To see if ARDS incidence has continued to decline, Mr. Joseph’s group studied all patients admitted during 2009-2014 to the Mayo Clinic’s ICU, the only facility in the county that cares for ARDS patients. From 82,388 ICU admissions, they identified 505 patients with ARDS according to the Berlin definition of ARDS developed in 2012.

The number of annual cases dropped from 108 in 2009 to 59 in 2014, and the incidence steadily declined from 74.5 cases per 100,000 in 2009 to 39.3 per 100,000 in 2014.

Median age was 67 years in 2009 and 62 years in 2014. Hospital mortality ranged from 15% to 26% during the study period, while hospital length of stay ranged from 8 to 15 days, with no clear decline in either.
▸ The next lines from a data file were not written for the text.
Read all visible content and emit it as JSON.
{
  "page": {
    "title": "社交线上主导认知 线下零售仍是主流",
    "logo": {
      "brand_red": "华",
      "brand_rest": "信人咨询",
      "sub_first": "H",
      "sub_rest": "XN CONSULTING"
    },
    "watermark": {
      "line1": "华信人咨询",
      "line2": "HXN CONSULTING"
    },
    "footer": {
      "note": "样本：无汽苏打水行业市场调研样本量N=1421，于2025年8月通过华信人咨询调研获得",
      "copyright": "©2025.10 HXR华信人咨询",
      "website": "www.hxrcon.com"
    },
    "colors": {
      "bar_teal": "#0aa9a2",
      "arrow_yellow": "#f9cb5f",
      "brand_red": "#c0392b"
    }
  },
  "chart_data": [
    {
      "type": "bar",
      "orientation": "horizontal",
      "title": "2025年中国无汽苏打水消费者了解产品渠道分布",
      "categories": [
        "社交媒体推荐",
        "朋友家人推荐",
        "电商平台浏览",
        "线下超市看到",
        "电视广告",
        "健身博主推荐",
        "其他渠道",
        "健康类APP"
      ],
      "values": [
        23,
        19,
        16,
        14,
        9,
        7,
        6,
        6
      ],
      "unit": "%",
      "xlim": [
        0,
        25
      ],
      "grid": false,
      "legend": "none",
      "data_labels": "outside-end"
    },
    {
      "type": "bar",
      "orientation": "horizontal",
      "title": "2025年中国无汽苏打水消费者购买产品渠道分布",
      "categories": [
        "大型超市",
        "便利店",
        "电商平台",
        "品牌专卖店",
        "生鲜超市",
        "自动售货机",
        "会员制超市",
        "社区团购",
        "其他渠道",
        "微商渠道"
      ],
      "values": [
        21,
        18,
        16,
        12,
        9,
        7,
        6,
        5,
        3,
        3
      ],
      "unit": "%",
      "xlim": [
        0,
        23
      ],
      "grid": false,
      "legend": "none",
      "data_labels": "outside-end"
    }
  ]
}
“For hospital and ICU mortality and hospital and ICU length of stay, we did not see much difference [from 2009 to 2014], so the overall picture between the Guangxi Li study and mine was that we did not see much of a difference in the patients who had ARDS, but [in terms of] preventing ARDS, the incidence has continued to decline,” Mr. Joseph reported.

While the earlier study used the American-European Consensus Conference (AECC) definition of ARDS, Mr. Joseph and his colleagues diagnosed ARDS according to the Berlin definition. One of the major changes seen in the new Berlin rules is that acute lung injury no longer exists and patients with a P/F ratio (PaO2/FiO2 ratio, or the ratio of arterial oxygen partial pressure to fractional inspired oxygen) between 200 and 300 are now considered to have “mild ARDS,” Mr. Joseph explained. With the AECC definition, a P/F ratio in this range was classified as acute lung injury and only one less than 200 was considered ARDS.

The researchers are now trying to parse out how changing ARDS diagnosis and management at their institution might be contributing to declining incidence, said Mr. Joseph.